ING's biotech analyst Richard Parkes predicts further restructuring, as companies slim down and focus on key programs. He believes that the European public biotech sector is too fragmented, with many companies lacking the funding to survive the expected prolonged drought in the equity markets.

But ING points out that only well-funded companies—probably led by British Biotech (Oxford, UK)—can afford to toy with deals of this kind. Such mergers bring highly complex logistics, with most targets offering only a single asset, and few potential acquirers willing to take on the extra risk.

“The harsh reality is that there are too few companies in Europe with the cash to conduct consolidation and take on the associated extra cash burn,” says Parkes. “The emerging profitable biotechs in Europe are also unwilling to sacrifice earnings growth by acquiring cash-burning companies.”

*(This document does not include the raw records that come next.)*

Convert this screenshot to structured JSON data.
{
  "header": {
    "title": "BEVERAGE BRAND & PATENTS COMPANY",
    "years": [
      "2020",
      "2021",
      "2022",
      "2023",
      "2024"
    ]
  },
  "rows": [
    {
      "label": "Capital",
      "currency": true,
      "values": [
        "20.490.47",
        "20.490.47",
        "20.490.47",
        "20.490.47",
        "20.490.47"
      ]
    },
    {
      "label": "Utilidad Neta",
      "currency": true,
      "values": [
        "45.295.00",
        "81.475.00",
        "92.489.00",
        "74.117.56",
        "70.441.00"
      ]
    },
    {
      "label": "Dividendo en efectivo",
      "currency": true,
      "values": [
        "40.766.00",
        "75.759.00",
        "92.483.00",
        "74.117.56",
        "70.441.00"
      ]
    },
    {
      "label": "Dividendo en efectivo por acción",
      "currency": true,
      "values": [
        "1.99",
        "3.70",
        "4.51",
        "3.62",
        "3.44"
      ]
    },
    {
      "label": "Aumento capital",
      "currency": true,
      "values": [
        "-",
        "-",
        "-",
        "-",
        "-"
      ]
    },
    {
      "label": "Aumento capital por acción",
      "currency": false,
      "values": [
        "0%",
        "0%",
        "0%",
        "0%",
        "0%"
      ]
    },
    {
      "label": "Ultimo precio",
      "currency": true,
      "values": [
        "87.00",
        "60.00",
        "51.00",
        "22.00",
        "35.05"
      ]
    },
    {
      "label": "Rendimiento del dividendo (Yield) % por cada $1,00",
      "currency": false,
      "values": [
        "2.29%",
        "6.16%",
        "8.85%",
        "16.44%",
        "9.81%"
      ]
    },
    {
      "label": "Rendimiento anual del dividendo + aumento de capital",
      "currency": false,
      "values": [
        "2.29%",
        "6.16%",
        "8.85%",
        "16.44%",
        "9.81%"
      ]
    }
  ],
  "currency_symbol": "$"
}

Some analysts, such as Glenn Crocker, biotech expert at Ernst & Young Health Sciences Group (Cambridge, UK), feel the CAT–OGS deal is a one-off rather than the start of an avalanche. “Deals will be done this year, and probably more than last year, but I don't believe this will prompt a wave of consolidation in the industry,” says Crocker. “The barriers to consolidation—valuation, investor disagreement, executives—remain the same.”

Crocker's 'dream scenario' would be to see consolidation among the 30 or 40 initial public offering candidates in Europe, forming a vanguard of substantial companies ready for flotation when the next window opens. “However that is unlikely to happen except in a few instances,” he laments. “Consolidation tends to happen only when there is a change of chief executive. Look for a company changing its chief executive and there you will find the next M&A [mergers and acquisitions]candidate.”